Une jeune fille dans la boutique familiale à Zalambessa, ville éthiopienne frontalière de l’Erythrée, le 3 octobre 2018. / MICHAEL TEWELDE/AFP

« Asmara Asmara Asmara ! » En quête de passagers, un jeune garçon alpague les passants en passant sa tête par la fenêtre du minibus qui part pour la capitale érythréenne. Il y a quelques mois, entendre crier le nom de cette ville à Mekele, la capitale de la région éthiopienne du Tigré, était impensable. Aujourd’hui, « 50 à 60 minibus par jour » font le trajet dans ce sens-là, avance le chauffeur.

Depuis la réouverture de la frontière terrestre, le 11 septembre, les hommes et les marchandises vont et viennent. A Mekele, on ne compte plus les véhicules immatriculés en Erythrée, et la file d’attente aux stations-service est si longue qu’il est désormais interdit de remplir des barils. Dans le pays voisin, le carburant est rationné. « Là-bas, il n’y a rien », résume Mebratu Haile, un commerçant éthiopien.
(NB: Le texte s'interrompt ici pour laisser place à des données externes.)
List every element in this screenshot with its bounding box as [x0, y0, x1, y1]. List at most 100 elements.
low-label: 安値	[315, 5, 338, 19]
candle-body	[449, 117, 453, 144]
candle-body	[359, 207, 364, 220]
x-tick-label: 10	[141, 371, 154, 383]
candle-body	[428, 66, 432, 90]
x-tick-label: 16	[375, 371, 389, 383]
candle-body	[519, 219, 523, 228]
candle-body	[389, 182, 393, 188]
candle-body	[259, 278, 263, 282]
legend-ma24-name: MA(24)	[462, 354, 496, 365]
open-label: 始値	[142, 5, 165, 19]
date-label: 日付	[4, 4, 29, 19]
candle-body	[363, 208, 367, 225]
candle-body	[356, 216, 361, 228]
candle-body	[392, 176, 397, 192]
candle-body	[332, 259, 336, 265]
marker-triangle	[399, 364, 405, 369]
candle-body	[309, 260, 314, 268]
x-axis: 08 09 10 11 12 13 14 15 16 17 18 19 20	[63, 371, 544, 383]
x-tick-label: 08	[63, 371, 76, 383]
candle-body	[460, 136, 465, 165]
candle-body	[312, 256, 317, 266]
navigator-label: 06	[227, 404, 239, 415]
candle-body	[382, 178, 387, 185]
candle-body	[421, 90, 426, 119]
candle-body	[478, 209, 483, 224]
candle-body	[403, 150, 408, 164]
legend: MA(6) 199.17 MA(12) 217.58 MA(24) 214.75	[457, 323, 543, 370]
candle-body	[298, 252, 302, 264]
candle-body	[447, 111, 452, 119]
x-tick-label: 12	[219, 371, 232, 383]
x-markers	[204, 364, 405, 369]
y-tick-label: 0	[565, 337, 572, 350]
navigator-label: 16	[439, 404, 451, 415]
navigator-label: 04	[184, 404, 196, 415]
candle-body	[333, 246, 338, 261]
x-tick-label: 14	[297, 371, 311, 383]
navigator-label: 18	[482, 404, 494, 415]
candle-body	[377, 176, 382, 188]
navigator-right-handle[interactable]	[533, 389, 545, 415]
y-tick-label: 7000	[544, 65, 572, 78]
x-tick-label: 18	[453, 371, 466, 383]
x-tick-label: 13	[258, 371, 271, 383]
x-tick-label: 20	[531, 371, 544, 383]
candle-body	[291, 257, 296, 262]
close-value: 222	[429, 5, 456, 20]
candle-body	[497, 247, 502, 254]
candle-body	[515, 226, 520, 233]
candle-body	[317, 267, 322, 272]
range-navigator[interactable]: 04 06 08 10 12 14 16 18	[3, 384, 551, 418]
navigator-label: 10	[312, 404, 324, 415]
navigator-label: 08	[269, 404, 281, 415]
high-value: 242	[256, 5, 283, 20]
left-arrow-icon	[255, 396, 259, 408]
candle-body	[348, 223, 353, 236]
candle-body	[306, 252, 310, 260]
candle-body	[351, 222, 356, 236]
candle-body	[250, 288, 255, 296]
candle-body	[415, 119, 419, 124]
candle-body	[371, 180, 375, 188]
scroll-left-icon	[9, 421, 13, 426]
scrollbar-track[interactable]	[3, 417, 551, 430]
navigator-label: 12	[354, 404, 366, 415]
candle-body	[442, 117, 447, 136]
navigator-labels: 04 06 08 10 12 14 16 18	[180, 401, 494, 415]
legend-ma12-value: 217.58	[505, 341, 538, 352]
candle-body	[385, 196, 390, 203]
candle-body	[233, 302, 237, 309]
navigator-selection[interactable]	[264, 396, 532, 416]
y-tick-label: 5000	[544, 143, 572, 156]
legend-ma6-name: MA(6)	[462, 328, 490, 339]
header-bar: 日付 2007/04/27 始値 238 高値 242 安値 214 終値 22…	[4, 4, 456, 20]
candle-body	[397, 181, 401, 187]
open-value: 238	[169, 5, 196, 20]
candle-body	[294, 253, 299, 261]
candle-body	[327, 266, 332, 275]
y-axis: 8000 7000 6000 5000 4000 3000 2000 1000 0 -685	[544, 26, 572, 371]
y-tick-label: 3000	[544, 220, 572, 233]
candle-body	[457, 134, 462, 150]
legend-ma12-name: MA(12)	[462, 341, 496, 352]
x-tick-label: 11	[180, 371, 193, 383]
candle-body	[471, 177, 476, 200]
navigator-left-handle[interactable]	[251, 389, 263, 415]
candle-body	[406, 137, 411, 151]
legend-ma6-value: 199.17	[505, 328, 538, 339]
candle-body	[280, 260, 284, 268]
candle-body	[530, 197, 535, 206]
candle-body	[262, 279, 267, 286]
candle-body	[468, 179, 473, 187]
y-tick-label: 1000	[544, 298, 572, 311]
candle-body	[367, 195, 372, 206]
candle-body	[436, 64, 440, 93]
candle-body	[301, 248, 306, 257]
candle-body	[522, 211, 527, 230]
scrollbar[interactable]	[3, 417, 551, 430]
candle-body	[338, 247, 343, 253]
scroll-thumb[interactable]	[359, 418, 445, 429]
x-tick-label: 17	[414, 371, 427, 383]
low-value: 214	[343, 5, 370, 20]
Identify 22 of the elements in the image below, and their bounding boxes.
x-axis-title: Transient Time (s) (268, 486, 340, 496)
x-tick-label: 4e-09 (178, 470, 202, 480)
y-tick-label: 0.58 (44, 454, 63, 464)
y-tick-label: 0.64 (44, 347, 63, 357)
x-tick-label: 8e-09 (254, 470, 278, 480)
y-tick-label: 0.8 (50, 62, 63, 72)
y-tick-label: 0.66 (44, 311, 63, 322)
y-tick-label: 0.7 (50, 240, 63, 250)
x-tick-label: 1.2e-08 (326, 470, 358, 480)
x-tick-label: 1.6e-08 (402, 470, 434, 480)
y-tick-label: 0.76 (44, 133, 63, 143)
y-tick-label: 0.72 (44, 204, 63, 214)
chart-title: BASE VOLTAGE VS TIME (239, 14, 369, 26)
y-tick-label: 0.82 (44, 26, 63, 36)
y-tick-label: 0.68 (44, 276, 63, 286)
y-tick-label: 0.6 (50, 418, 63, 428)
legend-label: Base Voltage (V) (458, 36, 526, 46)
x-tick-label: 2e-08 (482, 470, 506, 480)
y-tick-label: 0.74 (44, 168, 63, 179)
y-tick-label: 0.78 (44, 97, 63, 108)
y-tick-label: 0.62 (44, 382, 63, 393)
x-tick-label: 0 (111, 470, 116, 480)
Le commerce entre l’Ethiopie et l’Erythrée a repris après vingt ans d’interruption à la suite d’une guerre de tranchées qui avait fait 70 000 à 100 000 morts entre 1998 et 2000. L’arrivée au pouvoir à Addis-Abeba d’un premier ministre réformateur, en avril, a changé la donne. Trois mois après son investiture, Abiy Ahmed signait un accord de paix historique à Asmara avec le président érythréen, Isaias Afwerki – au pouvoir depuis l’accession à l’indépendance, en 1993, du pays, qui était autrefois une province de l’Ethiopie.

Couches-culottes et postiches

Depuis, les ambassades ont rouvert, des vols quotidiens relient les capitales, et les deux peuples peuvent désormais converser par téléphone. Côté éthiopien, le retour aux affaires est visible. Les camions filent vers la frontière avec du ciment, du teff – la céréale servant de base à l’alimentation dans la région – et d’autres denrées, du sable, du métal, etc. Ces marchandises sont plus chères ou indisponibles en quantité en Erythrée, un pays longtemps isolé sur la scène internationale et sous-développé par rapport à l’Ethiopie, qui enregistre le plus fort taux de croissance d’Afrique. Dans l’autre sens, réfrigérateurs, téléviseurs et tissus sont transportés d’Erythrée vers le pays voisin.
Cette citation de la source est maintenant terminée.